Former Rep. Rick Boucher, who was a top Energy and Commerce Committee Democrat at the time, disagrees.
"I'm hard-pressed to identify anything it accomplished," he said last week in an interview. Boucher, who hails from a coal-heavy district in southwest Virginia, was central to crafting the 2009 climate bill. He lost his race to his Republican challenger in 2010, and is now a partner at the law firm Sidley Austin LLP in Washington.
He said the activity that pushed the climate bill through the House in 2009 came from "Energy and Commerce work."
Just a messenger?
The select committee fizzled in late 2010, after Republicans claimed the majority.
Sensenbrenner wanted to keep the panel alive as a platform to investigate the Obama administration's climate policies but was rebuffed by Republican leadership.
Now that her party has retaken control of the chamber, Pelosi wants to bring it back. She told The New York Times that its reincarnation would pave the way for energy efficiency measures and legislation to reduce emissions (E&E News PM, Oct. 31).
It's unclear who would be in line to take the helm, although it's likely to be someone close to Pelosi.
Among the names being floated are Democratic Reps. Paul Tonko of New York, Peter Welch of Vermont, Earl Blumenauer of Oregon, Diana DeGette of Colorado, Don Beyer of Virginia and Cheri Bustos of Illinois. Several sources said they think it's more likely a woman would get the post.
Although it's virtually impossible that broad climate change legislation would muster enough support from the GOP-controlled Senate and President Trump, it could lay the groundwork for legislation if a more receptive Senate and president take power.
From Pelosi's perspective, "she's thinking this is another one of those situations where I've got to elevate this issue myself in the public's mind and explore what direction we can take," Moulton said. "What's ultimately legislatively possible depends on public opinion here, so it makes sense to me that she would want to elevate the issue again."
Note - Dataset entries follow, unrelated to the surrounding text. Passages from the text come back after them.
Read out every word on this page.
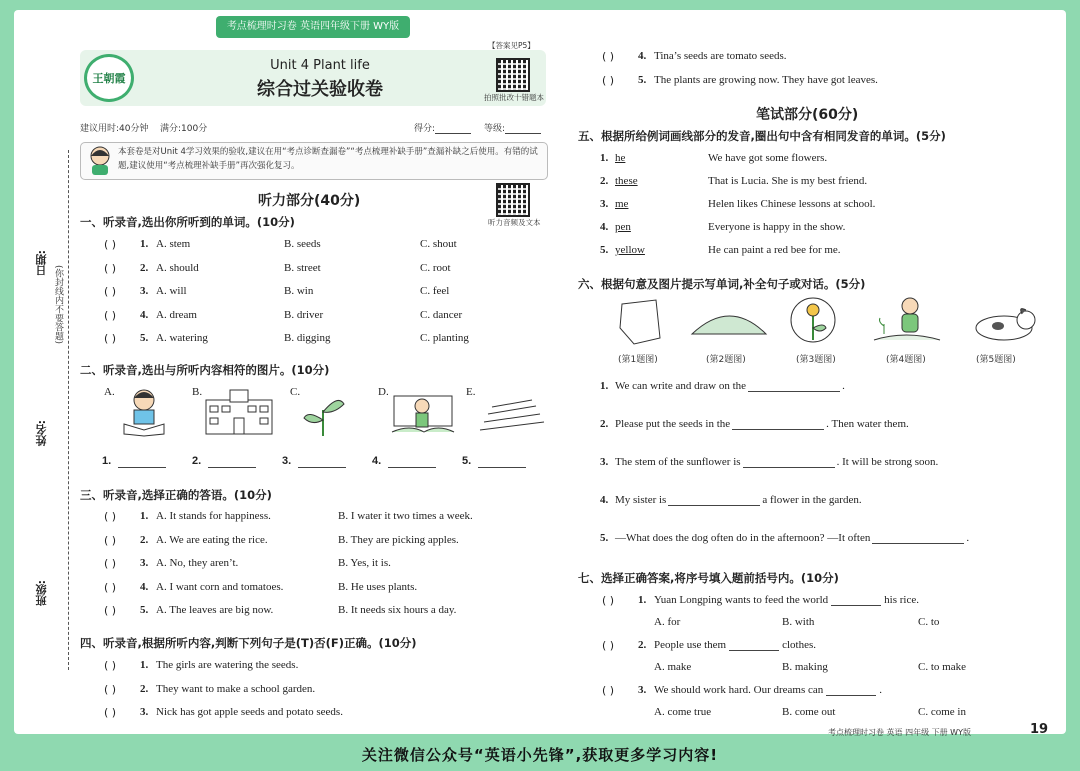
考点梳理时习卷 英语四年级下册 WY版
日期:
姓名:
班级:
(你封线内不要答题)
【答案见P5】
王朝霞
Unit 4 Plant life
综合过关验收卷	拍照批改十错题本
建议用时:40分钟 满分:100分	得分:	等级:
本套卷是对Unit 4学习效果的验收,建议在用“考点诊断查漏卷”“考点梳理补缺手册”查漏补缺之后使用。有错的试题,建议使用“考点梳理补缺手册”再次强化复习。
听力部分(40分)
听力音频及文本
一、听录音,选出你所听到的单词。(10分)
( ) 1. A. stem	B. seeds	C. shout
( ) 2. A. should	B. street	C. root
( ) 3. A. will	B. win	C. feel
( ) 4. A. dream	B. driver	C. dancer
( ) 5. A. watering	B. digging	C. planting
二、听录音,选出与所听内容相符的图片。(10分)
A.	B.	C.	D.	E.
1.	2.	3.	4.	5.
三、听录音,选择正确的答语。(10分)
( ) 1. A. It stands for happiness.	B. I water it two times a week.
( ) 2. A. We are eating the rice.	B. They are picking apples.
( ) 3. A. No, they aren’t.	B. Yes, it is.
( ) 4. A. I want corn and tomatoes.	B. He uses plants.
( ) 5. A. The leaves are big now.	B. It needs six hours a day.
四、听录音,根据所听内容,判断下列句子是(T)否(F)正确。(10分)
( ) 1. The girls are watering the seeds.
( ) 2. They want to make a school garden.
( ) 3. Nick has got apple seeds and potato seeds.
( ) 4. Tina’s seeds are tomato seeds.
( ) 5. The plants are growing now. They have got leaves.
笔试部分(60分)
五、根据所给例词画线部分的发音,圈出句中含有相同发音的单词。(5分)
1. he	We have got some flowers.
2. these	That is Lucia. She is my best friend.
3. me	Helen likes Chinese lessons at school.
4. pen	Everyone is happy in the show.
5. yellow	He can paint a red bee for me.
六、根据句意及图片提示写单词,补全句子或对话。(5分)
(第1题图)	(第2题图)	(第3题图)	(第4题图)	(第5题图)
1. We can write and draw on the	.
2. Please put the seeds in the	. Then water them.
3. The stem of the sunflower is	. It will be strong soon.
4. My sister is	a flower in the garden.
5. —What does the dog often do in the afternoon? —It often	.
七、选择正确答案,将序号填入题前括号内。(10分)
( ) 1. Yuan Longping wants to feed the world	his rice.
A. for	B. with	C. to
( ) 2. People use them	clothes.
A. make	B. making	C. to make
( ) 3. We should work hard. Our dreams can	.
A. come true	B. come out	C. come in
考点梳理时习卷 英语 四年级 下册 WY版	19
关注微信公众号“英语小先锋”,获取更多学习内容!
The select committee is "a good vehicle for doing so," he added. "What it means legislatively, it's harder to know."
House committees will have their hands full with oversight hearings, so this could offer Democrats a venue for climate messaging that other panels won't have the bandwidth for.
"House Democrats have an unprecedented opportunity to focus a new select committee on bringing new ideas to the table that will lift up the wages of working families as part of a jobs-creating pro-environment agenda," said environmental consultant Jeremy Symons. "That's a focus that cuts across areas of committee jurisdiction and is desperately in need of fresh ideas, new leadership, and a real commitment in this Congress and into the next elections."
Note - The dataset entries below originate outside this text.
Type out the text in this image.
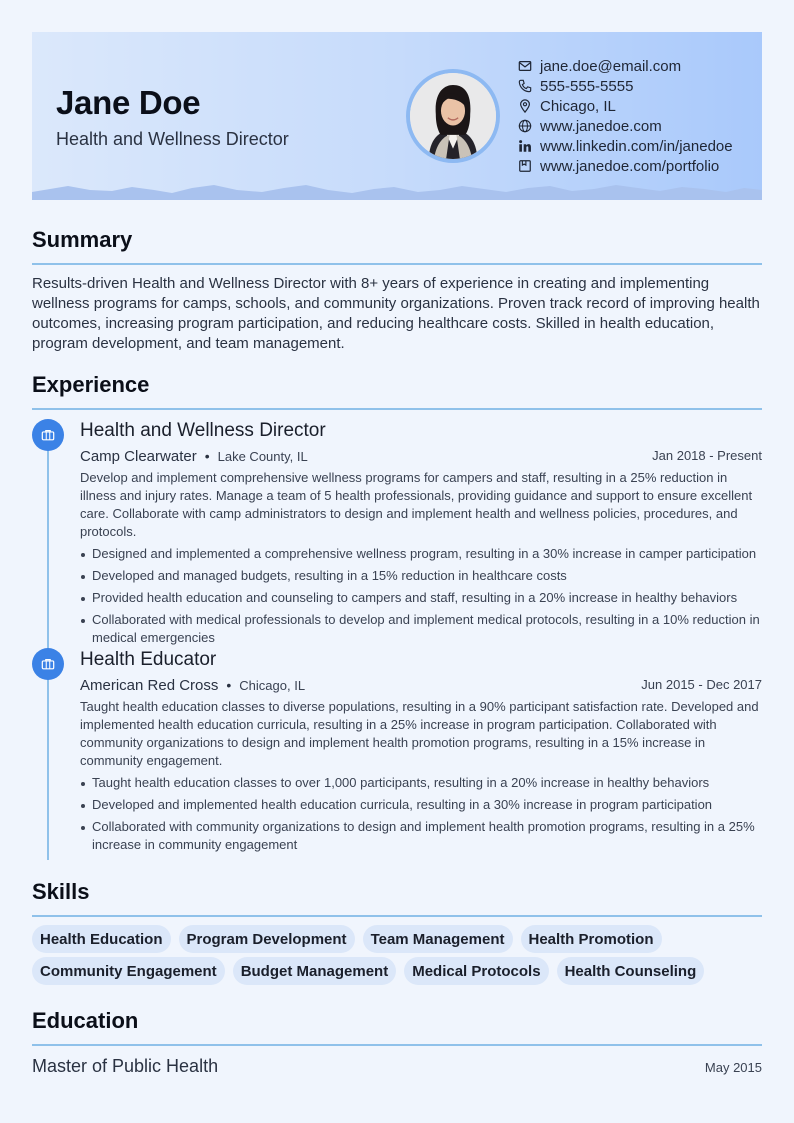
Jane Doe
Health and Wellness Director
jane.doe@email.com
555-555-5555
Chicago, IL
www.janedoe.com
www.linkedin.com/in/janedoe
www.janedoe.com/portfolio
Summary

Results-driven Health and Wellness Director with 8+ years of experience in creating and implementing wellness programs for camps, schools, and community organizations. Proven track record of improving health outcomes, increasing program participation, and reducing healthcare costs. Skilled in health education, program development, and team management.

Experience
Health and Wellness Director
Camp Clearwater • Lake County, IL	Jan 2018 - Present

Develop and implement comprehensive wellness programs for campers and staff, resulting in a 25% reduction in illness and injury rates. Manage a team of 5 health professionals, providing guidance and support to ensure excellent care. Collaborate with camp administrators to design and implement health and wellness policies, procedures, and protocols.

Designed and implemented a comprehensive wellness program, resulting in a 30% increase in camper participation
Developed and managed budgets, resulting in a 15% reduction in healthcare costs
Provided health education and counseling to campers and staff, resulting in a 20% increase in healthy behaviors
Collaborated with medical professionals to develop and implement medical protocols, resulting in a 10% reduction in medical emergencies
Health Educator
American Red Cross • Chicago, IL	Jun 2015 - Dec 2017

Taught health education classes to diverse populations, resulting in a 90% participant satisfaction rate. Developed and implemented health education curricula, resulting in a 25% increase in program participation. Collaborated with community organizations to design and implement health promotion programs, resulting in a 15% increase in community engagement.

Taught health education classes to over 1,000 participants, resulting in a 20% increase in healthy behaviors
Developed and implemented health education curricula, resulting in a 30% increase in program participation
Collaborated with community organizations to design and implement health promotion programs, resulting in a 25% increase in community engagement
Skills
Health Education	Program Development	Team Management	Health Promotion
Community Engagement	Budget Management	Medical Protocols	Health Counseling
Education
Master of Public Health	May 2015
Stephen Brown, a former House Democratic aide and oil refining lobbyist who's now a consultant, said Democrats want to use the panel as a "PR safety valve for climate change."
"They're not being very coy about it either," Brown said. "The idea would be the leadership does not want to do anything legislative on climate — it's not a smart move. But they need to put an altar together for people to worship on in that caucus. ... Politically, it's much safer to talk about it ad nauseam and do nothing that's controversial."
Pelosi would risk internal warfare if she tried to carve out jurisdiction for the panel, which would likely remain without the authority to write legislation.
Boucher, the former Energy and Commerce Democrat, wonders whether a messaging committee is worth having.
"If it's just messaging, that's the goal, then sure, it's fine," he said. "But one would think that a committee established under congressional auspices would be more than a messenger."